In einer einschränkenden patriarchalischen Gesellschaft aufgewachsen, haben sie nie gelernt, sich zu behaupten, öffentlich zu sprechen oder selbstbewusst aufzutreten. Das Projekt soll das Selbstvertrauen der Frauen stärken und sie ermutigen, an lokalen Institutionen und Initiativen teilzunehmen. «In den letzten zwei Jahren haben wir an zahlreichen Workshops für Frauen teilgenommen. Wir haben uns getroffen, unsere Ängste überwunden und uns anderen gegenüber geöffnet. Wir haben uns weiterentwickelt und uns emanzipiert. Jetzt sind wir uns unserer Fähigkeiten bewusst, verlassen uns auf unsere Stärken und sind nicht mehr schweigsam.», erklärt Luz Marina. Und das hat positive Auswirkungen auf die gesamte Gemeinschaft.

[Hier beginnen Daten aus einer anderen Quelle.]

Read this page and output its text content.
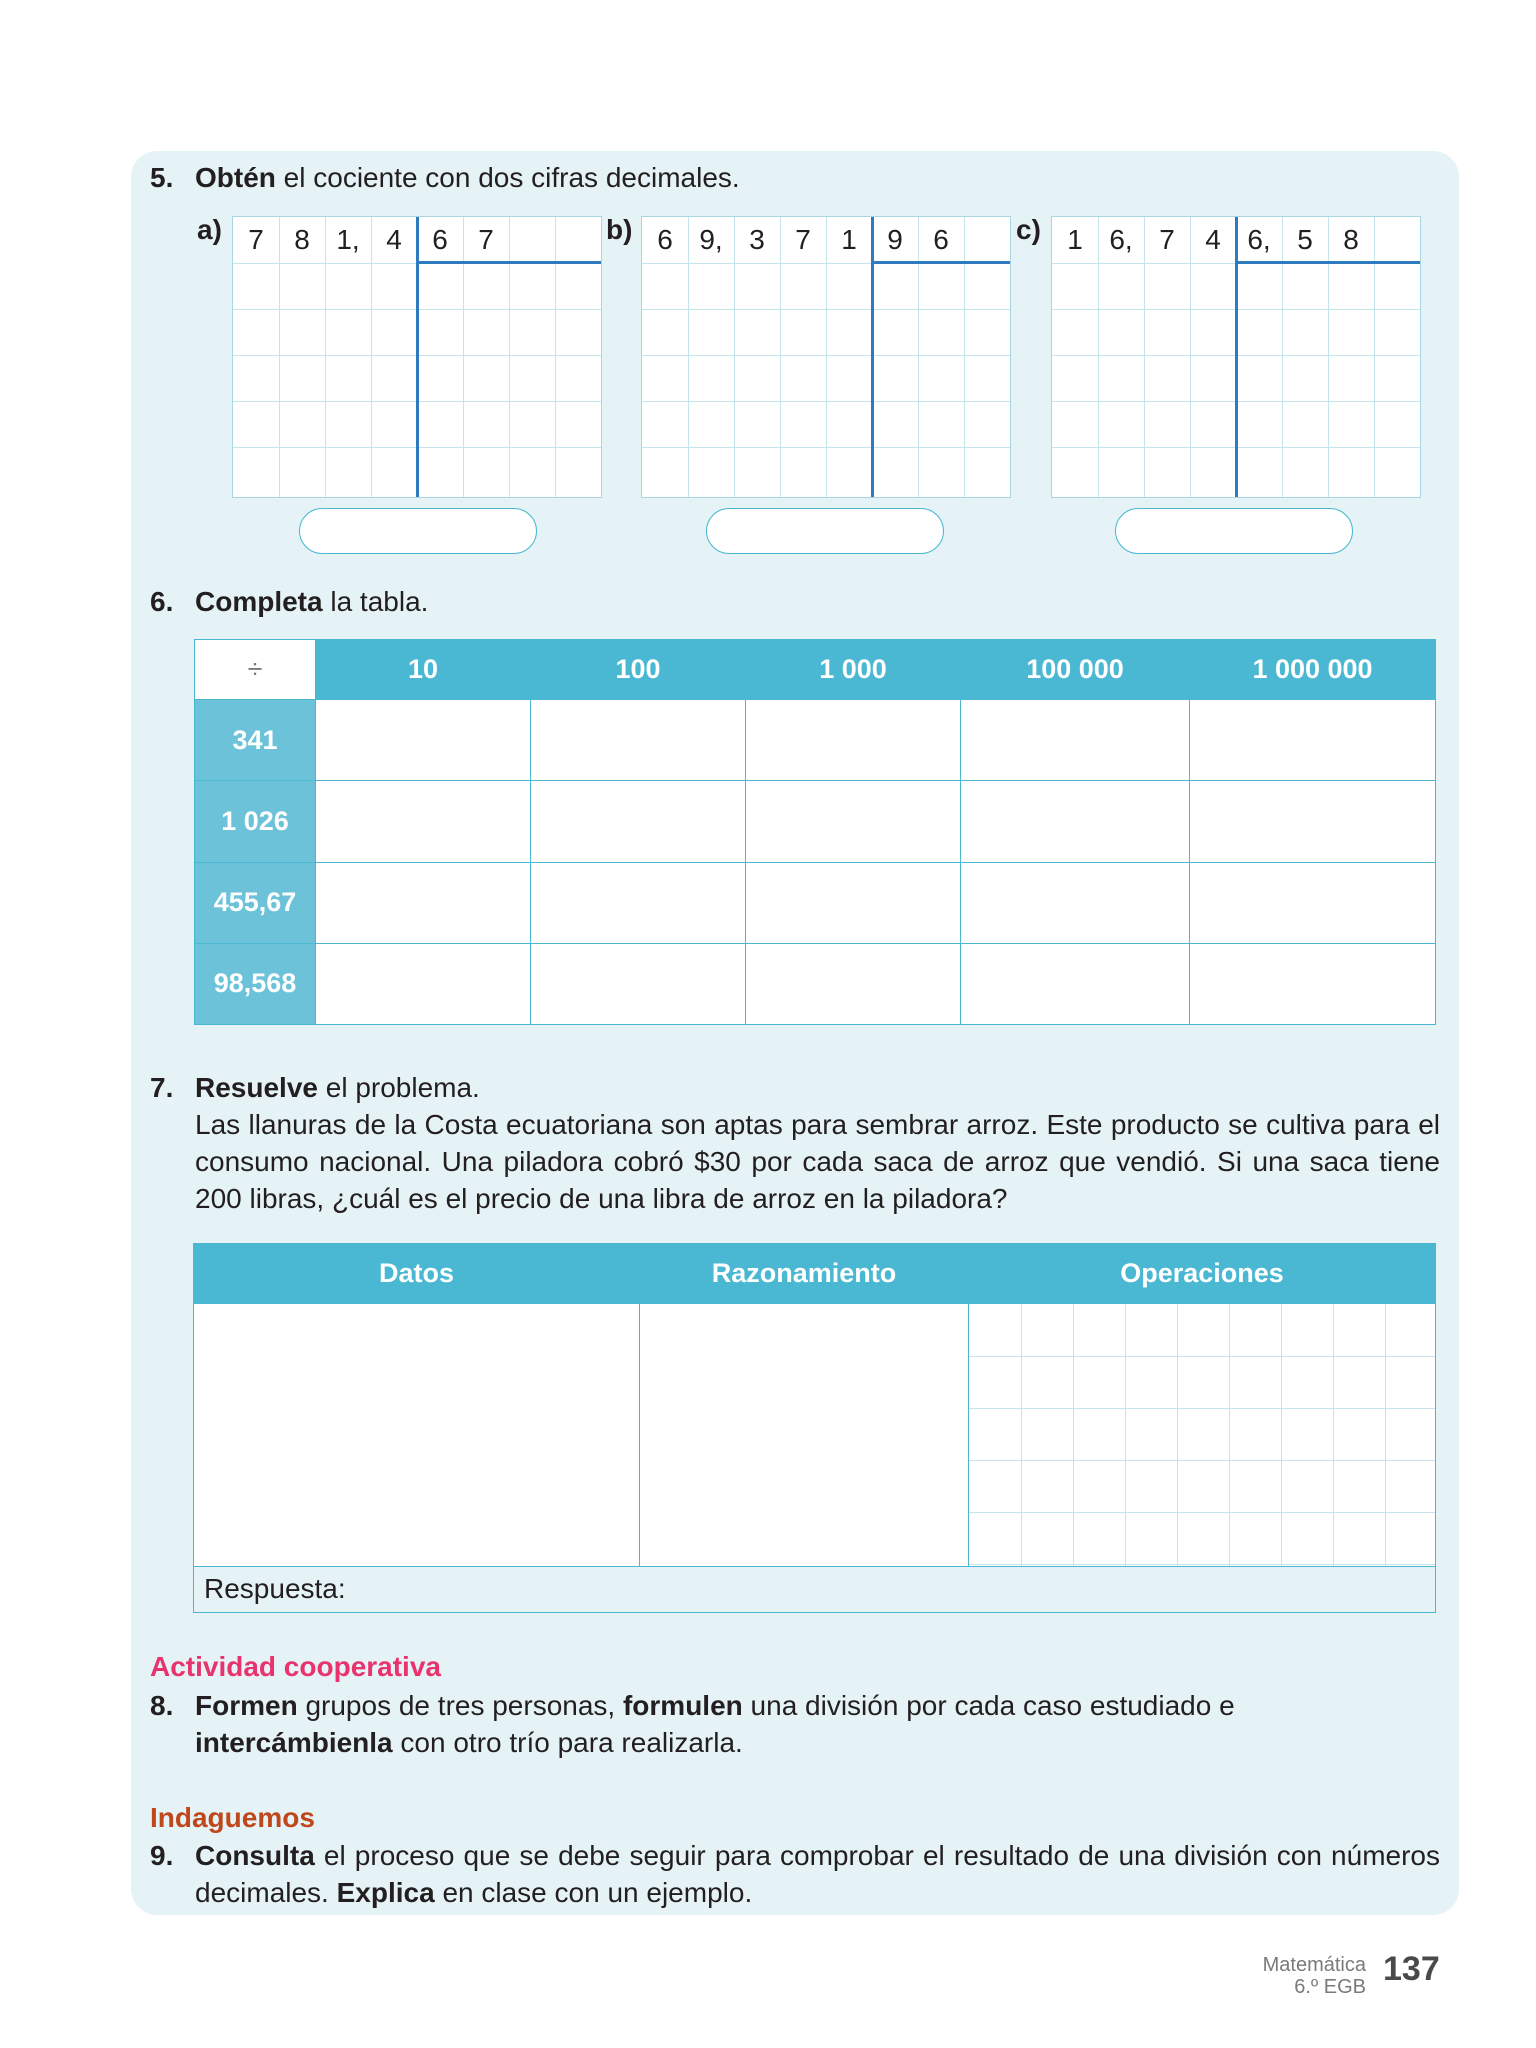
5. Obtén el cociente con dos cifras decimales.
a) 7	8 1, 4	6	7	b) 6 9, 3	7	1	9	6	c) 1 6, 7	4 6, 5	8
6. Completa la tabla.
÷	10	100	1 000	100 000	1 000 000
341					
1 026					
455,67					
98,568					
7. Resuelve el problema.
Las llanuras de la Costa ecuatoriana son aptas para sembrar arroz. Este producto se cultiva para el consumo nacional. Una piladora cobró $30 por cada saca de arroz que vendió. Si una saca tiene 200 libras, ¿cuál es el precio de una libra de arroz en la piladora?
Datos	Razonamiento	Operaciones

Respuesta:		
Actividad cooperativa
8. Formen grupos de tres personas, formulen una división por cada caso estudiado e intercámbienla con otro trío para realizarla.
Indaguemos
9. Consulta el proceso que se debe seguir para comprobar el resultado de una división con números decimales. Explica en clase con un ejemplo.
Matemática
6.º EGB 137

«AeD-Labs» ist ein Erfolg: Durch eine aktive und einbeziehende Herangehensweise würdigt dieses Projekt wertvolles lokales Wissen und führt gleichzeitig praktische Innovationen ein, die sowohl die Ökosysteme als auch das Selbstvertrauen der Bäuerinnen und Bauern stärken. «Ich traue mich jetzt, in der Öffentlichkeit zu sprechen», sagt Luz Marina und symbolisiert damit die wiedergewonnene Stimme der Bäuerinnen, die einst schweigsam waren und jetzt in ihren Gemeinschaften und darüber hinaus bedeutende Veränderungen bewirken.